Há cada vez mais pessoas a fazerem contas ao impacto ambiental das refeições que comem diariamente. O próprio Guia Michelin tem vindo a destacar, desde 2020, os restaurantes que fazem da sustentabilidade uma bandeira, implementando boas práticas na escolha dos ingredientes e gestão de resíduos. Consciente disso, a Universidade de Aveiro (UA) está também a implementar um sistema de rotulagem ambiental na Cantina de Santiago. Esta que será a primeira experiência do género em contexto de cantinas universitárias, está ainda a dar os primeiros passos, mas espera-se que ajude a comunidade a tomar consciência da pegada ecológica das suas escolhas alimentares.
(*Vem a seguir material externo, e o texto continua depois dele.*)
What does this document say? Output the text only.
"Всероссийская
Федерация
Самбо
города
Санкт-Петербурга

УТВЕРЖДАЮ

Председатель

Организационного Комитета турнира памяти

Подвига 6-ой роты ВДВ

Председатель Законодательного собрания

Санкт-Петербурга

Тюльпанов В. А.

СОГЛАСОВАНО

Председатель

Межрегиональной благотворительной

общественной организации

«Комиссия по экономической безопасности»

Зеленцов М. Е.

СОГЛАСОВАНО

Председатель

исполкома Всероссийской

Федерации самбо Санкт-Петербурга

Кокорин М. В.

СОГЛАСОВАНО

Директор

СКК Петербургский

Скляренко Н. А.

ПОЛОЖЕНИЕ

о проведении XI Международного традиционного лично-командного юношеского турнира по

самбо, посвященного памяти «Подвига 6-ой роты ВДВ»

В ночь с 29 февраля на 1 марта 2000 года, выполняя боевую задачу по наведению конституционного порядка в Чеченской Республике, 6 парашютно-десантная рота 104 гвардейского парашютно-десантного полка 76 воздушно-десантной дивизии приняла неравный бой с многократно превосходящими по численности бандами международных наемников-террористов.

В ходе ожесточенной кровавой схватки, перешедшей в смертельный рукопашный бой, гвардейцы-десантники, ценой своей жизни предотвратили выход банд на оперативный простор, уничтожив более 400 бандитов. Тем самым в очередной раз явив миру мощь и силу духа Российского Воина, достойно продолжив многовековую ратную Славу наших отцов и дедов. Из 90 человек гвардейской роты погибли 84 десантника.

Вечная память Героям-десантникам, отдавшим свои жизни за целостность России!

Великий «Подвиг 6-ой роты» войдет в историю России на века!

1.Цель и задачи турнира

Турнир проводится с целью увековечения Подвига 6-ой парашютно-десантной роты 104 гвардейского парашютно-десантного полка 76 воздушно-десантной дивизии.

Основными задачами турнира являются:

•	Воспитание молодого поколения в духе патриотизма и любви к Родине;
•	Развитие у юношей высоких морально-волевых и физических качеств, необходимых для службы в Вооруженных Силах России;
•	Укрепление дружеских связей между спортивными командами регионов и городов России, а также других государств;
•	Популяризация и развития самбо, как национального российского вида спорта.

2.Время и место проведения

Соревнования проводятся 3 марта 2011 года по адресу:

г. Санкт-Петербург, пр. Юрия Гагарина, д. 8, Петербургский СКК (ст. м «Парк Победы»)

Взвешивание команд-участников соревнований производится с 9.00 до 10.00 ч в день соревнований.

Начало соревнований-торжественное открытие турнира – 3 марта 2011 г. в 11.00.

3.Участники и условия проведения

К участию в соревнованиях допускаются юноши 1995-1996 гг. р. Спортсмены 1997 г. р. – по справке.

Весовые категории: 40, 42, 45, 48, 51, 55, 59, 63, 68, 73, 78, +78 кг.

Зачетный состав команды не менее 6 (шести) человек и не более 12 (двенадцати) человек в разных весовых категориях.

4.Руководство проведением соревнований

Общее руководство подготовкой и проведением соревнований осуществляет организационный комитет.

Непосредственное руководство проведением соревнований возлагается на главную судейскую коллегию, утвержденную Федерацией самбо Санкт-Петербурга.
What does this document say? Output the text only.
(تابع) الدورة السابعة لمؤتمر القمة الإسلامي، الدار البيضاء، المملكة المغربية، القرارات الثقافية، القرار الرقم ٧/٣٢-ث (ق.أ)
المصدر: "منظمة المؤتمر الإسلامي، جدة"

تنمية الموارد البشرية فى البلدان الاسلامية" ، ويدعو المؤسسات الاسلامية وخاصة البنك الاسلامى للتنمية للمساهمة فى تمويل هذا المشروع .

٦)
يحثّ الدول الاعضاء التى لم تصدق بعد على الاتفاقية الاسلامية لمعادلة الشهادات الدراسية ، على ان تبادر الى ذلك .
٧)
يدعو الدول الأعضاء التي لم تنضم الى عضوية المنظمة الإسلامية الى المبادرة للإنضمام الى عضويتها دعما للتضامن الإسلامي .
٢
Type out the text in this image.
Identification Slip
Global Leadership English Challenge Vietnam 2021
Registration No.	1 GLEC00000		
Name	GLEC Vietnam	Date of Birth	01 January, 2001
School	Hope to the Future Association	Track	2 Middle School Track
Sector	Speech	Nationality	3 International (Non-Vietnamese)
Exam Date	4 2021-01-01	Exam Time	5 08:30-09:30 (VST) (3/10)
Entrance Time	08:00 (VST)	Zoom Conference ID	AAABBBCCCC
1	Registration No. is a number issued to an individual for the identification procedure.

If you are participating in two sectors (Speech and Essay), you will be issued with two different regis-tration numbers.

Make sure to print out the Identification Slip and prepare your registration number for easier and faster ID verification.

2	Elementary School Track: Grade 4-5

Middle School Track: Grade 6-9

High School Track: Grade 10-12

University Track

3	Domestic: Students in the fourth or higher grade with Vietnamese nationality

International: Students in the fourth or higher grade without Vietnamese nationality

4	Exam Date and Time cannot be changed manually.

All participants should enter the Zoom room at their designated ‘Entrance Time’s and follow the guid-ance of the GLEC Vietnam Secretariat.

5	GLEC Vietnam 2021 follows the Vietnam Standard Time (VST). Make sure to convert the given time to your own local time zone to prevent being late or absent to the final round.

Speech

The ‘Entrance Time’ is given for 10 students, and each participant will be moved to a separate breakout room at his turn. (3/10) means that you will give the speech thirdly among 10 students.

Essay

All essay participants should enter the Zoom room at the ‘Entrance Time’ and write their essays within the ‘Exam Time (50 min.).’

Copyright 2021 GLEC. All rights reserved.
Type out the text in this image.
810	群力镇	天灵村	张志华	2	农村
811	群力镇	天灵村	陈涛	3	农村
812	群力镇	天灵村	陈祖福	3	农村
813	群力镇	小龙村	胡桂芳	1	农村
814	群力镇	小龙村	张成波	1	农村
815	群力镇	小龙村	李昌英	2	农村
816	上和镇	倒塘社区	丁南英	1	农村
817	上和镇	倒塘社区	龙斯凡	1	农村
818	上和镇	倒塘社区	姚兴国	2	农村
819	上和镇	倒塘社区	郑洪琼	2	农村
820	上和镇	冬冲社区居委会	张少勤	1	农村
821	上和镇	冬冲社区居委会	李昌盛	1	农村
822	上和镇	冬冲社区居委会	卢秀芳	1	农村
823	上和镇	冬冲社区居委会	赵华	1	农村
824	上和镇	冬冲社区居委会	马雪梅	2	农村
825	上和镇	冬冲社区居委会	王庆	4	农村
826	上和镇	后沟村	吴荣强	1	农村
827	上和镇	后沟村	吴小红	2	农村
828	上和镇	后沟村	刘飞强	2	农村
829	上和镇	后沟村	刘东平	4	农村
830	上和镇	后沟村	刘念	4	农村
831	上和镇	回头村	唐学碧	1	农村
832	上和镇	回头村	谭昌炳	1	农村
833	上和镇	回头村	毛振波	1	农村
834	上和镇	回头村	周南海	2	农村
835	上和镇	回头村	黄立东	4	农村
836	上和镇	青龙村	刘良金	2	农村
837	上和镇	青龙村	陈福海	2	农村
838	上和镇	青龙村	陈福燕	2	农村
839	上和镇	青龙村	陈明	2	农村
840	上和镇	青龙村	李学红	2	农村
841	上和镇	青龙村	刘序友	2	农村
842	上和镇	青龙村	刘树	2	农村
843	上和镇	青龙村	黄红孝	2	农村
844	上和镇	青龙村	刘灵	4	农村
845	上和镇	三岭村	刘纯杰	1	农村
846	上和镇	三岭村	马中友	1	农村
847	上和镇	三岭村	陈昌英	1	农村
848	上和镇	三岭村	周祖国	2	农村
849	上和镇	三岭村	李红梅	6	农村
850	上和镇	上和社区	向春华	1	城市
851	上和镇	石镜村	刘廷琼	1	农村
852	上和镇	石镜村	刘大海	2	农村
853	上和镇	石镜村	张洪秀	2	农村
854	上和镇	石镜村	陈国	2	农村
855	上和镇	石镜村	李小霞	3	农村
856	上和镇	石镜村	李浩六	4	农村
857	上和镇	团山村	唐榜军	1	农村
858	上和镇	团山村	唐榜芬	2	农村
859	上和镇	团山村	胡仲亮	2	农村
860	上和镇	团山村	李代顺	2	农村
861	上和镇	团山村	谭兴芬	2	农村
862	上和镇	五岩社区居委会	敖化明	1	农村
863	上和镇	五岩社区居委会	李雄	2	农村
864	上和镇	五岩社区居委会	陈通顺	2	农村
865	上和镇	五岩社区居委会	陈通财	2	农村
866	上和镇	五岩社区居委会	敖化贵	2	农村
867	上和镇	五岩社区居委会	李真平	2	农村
Basta estar atento às ementas diárias - tanto as que estão impressas e disponíveis na própria cantina, como as que são publicadas online – e olhar para as cores colocadas junto ao nome de cada prato: verde (baixo impacto), amarelo (impacto médio) e vermelho (impacto elevado). É uma espécie de “nutri-score”, mas dedicado, e devidamente fundamentado, ao impacto ambiental de cada refeição, avaliado com base em três indicadores: pegada de carbono, pegada hídrica e ocupação de solo.
O projeto surgiu no âmbito da dissertação de mestrado de Sara Gonçalves, uma das nutricionistas afetas aos Serviços de Ação Social da UA – a investigação académica, na Faculdade de Ciências da Nutrição e Alimentação da Universidade do Porto, tem o título “Implementação de um sistema de rotulagem ambiental em cantinas universitárias – Influência na escolha do consumidor”.
“Medimos a pegada de carbono, a pegada hídrica e a ocupação de solo de todos os pratos que são servidos na cantina. E para ser fácil para as pessoas olharem e conseguirem ter uma perceção intuitiva, adicionámos o esquema de cores”, destaca Sara Gonçalves. “Temos a nossa ementa, temos a ficha técnica com todos os ingredientes e com toda a captação que é utilizada na nossa ficha técnica. Depois, através disso, fazemos a compilação com as três bases de dados que utilizamos e chegamos aos valores que levam a esta classificação”, acrescenta Manuela Ferreira, outra das nutricionistas dos Serviços de Ação Social da UA.
Para já, o projeto ainda leva com poucos dias de implementação no terreno, mas, segundo adiantam as nutricionistas, já houve cerca de 800 utilizadores a responderem ao questionário. “No início foi mais complicado, as pessoas não conheciam o sistema, foi a primeira vez que o viram e não tinham muita perceção. Agora, já começa a ser mais fácil”, referem.
Regra geral, os pratos vegetarianos e as sopas aparecem quase sempre a “verde e um ou outro amarelo”. “Na parte das carnes, é maioritariamente vermelho. E na parte dos peixes, há menos vermelhos do que nas carnes, mas também tem muitos”, observam.
O que se pretende com isto? “É mesmo para as pessoas tomarem consciência. Quem gosta de carne, vai continuar a comer carne, mas se calhar equilibra um bocadinho”, argumentam, notando que, “numa segunda fase ou numa terceira fase, o projeto até pode vir a mostrar que se, num prato, se diminuir a quantidade de carne e de pescado ao mesmo tempo que se aumenta a quantidade de hortícolas, “os rótulos ambientais já vão ficar mais equilibrados”.